Any pathological joint lesion where the exact diagnosis is cositis should be considered tubercular in origin unless proven otherwise. The shortcomings of excision arthroplasty like shortening of the limb and huberculosis of hip joint can be minimized to some extent by prolonged skeletal traction upto 3 months with on traction exercises in bed. IS was involved in revising the manuscript critically for important intellectual content.


No benefits in any form have been received or will be received from any commercial party related directly or indirectly to the subject of this article. An eight to year follow-up.

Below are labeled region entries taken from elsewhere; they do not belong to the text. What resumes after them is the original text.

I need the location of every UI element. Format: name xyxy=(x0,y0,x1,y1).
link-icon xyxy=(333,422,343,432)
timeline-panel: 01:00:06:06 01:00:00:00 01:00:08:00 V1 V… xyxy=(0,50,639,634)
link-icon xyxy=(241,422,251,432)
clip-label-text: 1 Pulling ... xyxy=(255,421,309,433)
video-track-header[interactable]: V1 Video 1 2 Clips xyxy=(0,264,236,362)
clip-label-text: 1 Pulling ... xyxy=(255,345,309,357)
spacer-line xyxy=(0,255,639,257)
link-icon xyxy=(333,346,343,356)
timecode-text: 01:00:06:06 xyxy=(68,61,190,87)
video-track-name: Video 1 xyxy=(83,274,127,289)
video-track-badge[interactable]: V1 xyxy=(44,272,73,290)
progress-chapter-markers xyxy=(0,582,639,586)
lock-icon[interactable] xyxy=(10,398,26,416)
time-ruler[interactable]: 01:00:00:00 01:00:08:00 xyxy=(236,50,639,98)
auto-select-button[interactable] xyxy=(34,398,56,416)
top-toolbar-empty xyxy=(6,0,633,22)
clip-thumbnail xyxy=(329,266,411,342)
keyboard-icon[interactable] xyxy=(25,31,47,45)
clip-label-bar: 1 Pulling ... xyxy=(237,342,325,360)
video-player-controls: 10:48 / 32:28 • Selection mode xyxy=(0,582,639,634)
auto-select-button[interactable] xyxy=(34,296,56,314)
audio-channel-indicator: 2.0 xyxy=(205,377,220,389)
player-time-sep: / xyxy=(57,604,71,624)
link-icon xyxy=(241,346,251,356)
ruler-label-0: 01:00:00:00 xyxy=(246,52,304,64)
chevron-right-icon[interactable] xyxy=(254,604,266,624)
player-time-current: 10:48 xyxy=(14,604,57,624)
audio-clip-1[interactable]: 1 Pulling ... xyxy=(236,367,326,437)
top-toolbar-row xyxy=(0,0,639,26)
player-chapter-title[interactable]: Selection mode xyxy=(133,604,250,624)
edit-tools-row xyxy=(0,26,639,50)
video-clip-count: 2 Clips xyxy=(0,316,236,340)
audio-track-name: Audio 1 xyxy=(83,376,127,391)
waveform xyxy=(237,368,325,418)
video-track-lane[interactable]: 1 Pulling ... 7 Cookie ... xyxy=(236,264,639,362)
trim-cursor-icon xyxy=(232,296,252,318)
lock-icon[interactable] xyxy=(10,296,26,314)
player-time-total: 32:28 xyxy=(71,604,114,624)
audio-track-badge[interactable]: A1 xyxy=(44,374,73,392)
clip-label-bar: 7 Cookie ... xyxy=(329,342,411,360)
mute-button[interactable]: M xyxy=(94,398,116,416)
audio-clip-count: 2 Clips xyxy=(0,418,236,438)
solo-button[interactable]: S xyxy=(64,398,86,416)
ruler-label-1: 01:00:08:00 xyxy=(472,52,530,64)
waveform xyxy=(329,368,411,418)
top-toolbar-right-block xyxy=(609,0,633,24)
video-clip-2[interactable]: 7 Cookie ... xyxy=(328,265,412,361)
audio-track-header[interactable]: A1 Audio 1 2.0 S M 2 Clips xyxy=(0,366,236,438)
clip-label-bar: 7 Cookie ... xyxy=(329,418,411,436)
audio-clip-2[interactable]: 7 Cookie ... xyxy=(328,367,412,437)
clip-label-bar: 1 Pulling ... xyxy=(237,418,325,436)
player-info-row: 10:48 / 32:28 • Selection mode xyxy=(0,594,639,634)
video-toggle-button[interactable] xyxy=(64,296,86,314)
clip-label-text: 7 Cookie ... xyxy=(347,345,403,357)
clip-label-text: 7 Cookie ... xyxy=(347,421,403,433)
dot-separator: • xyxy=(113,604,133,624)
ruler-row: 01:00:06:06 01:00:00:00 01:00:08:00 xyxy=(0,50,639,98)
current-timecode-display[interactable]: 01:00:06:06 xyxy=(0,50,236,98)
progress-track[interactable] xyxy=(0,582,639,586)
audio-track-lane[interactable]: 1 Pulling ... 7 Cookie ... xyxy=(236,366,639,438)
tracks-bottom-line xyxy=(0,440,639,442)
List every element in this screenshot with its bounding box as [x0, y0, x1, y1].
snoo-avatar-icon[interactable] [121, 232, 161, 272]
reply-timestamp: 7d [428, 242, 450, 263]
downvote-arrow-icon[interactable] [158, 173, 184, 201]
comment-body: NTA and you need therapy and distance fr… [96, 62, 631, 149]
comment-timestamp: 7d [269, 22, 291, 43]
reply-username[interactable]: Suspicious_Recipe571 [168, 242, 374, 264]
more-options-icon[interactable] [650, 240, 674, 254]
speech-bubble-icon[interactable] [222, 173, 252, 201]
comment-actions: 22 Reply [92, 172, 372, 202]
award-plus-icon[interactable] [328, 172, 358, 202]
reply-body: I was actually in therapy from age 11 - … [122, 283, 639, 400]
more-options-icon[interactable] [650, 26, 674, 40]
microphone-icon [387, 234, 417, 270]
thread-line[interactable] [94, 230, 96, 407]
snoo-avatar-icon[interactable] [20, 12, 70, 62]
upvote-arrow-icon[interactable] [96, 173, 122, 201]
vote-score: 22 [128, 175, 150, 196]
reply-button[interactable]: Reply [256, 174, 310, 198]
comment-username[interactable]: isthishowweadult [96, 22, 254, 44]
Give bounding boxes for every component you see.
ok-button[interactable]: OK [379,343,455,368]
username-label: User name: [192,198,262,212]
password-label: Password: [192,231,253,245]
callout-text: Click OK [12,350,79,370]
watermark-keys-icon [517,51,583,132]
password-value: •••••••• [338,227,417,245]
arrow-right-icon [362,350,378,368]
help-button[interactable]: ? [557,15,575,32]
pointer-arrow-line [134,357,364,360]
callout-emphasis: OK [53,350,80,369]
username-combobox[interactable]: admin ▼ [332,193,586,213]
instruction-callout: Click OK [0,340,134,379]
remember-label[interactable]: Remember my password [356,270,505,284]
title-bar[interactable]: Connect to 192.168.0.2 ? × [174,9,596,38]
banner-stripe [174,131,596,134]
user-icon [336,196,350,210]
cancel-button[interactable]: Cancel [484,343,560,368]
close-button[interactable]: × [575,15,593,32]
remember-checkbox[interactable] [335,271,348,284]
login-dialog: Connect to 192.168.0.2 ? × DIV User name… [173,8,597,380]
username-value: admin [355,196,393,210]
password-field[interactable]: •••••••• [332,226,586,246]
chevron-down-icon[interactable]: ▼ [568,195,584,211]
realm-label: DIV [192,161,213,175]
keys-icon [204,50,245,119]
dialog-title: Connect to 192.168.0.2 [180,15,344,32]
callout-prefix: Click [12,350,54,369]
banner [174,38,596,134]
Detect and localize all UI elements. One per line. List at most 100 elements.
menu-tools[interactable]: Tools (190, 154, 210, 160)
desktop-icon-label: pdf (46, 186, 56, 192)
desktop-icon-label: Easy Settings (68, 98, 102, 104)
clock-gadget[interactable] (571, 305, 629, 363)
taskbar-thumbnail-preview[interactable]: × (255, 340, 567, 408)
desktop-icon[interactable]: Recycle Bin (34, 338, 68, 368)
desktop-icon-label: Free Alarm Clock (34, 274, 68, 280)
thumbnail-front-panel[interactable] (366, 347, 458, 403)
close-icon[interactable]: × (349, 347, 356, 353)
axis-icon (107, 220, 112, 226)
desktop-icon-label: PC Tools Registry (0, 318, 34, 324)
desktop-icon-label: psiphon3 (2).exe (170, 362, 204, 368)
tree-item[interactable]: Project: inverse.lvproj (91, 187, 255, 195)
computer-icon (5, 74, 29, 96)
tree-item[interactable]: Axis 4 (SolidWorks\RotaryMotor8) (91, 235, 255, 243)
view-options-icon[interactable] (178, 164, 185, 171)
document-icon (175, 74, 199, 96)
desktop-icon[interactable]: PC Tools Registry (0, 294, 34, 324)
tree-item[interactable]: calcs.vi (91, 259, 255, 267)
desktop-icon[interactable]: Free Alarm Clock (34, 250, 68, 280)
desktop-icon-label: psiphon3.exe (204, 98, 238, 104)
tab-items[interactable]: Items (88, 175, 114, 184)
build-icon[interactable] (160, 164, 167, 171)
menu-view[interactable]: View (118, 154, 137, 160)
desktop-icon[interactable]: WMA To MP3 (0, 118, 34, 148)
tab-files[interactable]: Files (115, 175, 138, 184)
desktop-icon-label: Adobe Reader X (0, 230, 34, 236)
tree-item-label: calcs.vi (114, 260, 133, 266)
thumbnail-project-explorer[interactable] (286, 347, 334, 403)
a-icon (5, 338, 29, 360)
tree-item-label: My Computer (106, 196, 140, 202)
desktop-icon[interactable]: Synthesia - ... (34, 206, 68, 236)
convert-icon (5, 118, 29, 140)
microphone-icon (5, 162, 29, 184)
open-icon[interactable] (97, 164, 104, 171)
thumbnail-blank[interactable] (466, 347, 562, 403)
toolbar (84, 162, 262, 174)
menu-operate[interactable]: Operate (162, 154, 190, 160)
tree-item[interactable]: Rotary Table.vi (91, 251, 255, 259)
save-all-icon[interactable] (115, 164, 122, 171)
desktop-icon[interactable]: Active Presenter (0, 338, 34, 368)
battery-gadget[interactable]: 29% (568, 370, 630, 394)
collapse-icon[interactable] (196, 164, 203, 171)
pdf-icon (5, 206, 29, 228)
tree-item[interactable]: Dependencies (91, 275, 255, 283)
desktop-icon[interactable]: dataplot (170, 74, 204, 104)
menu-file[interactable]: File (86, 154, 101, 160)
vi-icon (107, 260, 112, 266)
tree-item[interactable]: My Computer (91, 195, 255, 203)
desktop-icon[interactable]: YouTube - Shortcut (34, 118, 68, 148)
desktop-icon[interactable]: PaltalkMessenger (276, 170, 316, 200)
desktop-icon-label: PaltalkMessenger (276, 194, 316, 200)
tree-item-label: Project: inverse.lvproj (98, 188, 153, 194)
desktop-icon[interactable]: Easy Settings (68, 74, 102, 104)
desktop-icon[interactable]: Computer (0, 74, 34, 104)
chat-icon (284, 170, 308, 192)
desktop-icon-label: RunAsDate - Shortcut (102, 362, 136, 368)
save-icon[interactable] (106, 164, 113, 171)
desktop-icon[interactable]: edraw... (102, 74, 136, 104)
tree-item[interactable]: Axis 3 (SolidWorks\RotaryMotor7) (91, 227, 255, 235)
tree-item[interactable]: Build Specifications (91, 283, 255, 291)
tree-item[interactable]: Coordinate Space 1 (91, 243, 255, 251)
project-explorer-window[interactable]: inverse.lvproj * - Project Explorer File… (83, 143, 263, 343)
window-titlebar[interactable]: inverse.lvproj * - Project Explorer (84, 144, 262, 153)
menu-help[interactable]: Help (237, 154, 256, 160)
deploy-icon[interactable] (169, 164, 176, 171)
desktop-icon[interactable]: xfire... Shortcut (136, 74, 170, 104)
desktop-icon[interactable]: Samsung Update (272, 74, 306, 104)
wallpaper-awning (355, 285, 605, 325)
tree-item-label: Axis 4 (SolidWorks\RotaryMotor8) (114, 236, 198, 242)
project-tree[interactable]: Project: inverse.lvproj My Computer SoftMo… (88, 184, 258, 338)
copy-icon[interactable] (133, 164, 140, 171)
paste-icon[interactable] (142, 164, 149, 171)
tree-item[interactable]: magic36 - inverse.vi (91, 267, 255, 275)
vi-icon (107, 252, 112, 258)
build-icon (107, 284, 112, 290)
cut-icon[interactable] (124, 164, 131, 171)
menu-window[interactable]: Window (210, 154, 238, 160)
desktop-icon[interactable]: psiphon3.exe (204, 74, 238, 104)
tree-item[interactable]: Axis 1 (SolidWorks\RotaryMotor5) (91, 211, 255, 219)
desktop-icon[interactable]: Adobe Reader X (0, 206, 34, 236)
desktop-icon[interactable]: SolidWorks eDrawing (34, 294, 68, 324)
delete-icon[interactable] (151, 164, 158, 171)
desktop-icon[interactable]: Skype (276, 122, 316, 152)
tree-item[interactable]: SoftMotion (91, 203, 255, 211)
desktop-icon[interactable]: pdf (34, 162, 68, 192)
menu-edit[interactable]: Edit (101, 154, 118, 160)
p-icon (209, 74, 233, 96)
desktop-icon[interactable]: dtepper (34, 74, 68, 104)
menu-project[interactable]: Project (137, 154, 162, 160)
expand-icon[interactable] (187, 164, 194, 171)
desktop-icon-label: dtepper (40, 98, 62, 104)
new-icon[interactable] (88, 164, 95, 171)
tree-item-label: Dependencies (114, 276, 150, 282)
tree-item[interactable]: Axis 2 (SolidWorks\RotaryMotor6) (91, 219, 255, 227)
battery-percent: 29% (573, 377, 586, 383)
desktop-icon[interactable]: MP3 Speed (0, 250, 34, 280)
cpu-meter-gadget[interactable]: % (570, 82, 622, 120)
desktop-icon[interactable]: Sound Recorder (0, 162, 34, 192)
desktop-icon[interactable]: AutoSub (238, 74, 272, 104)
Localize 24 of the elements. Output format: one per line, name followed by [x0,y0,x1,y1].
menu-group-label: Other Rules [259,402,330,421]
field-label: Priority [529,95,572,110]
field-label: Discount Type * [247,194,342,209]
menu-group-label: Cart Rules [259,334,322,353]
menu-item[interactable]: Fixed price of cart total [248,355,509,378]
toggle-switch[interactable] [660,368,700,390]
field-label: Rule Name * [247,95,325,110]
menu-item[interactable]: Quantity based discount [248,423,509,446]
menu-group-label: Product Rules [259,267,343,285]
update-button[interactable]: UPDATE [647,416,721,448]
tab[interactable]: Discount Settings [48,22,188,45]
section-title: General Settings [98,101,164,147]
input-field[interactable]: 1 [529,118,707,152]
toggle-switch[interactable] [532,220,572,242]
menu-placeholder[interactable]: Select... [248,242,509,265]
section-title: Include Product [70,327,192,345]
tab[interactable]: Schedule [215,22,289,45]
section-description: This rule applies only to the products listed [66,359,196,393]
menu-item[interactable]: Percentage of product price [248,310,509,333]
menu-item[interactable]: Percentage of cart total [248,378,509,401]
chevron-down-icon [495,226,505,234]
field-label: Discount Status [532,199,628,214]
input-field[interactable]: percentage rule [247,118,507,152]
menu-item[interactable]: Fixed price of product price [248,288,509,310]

Microbiological and microscopic examination of intraoperative swabs and surface biopsies did not detect Tuberculossi. When it lodges first in synovium, the synovial membrane becomes swollen and congested.

Articles Cases Courses Quiz. The ideal site for corrective osteotomy is as near the deformed joint as possible. Tuberculous coxitis in the hips 55 years after primary tuberculosis. This deformity may also occur with collapse of the femoral neck Figures 9a and b.

However, long-term follow-up is not available. All the contents of this journal, except where otherwise noted, is licensed under a Creative Commons Attribution License.

Published online Oct 4.

Tuberculosis of hip: A current concept review

Hospital stay ranged between 3 and 8 weeks. However, there are several recommendations for the period of treatment and combination of antituberculotic medication before an operative treatment [ 1112 ] to reduce potential risk of reactivation of infection. The physical load for the right leg was gradually increased and ROM was continuously improved. Tubberculosis experience with year followup evaluation.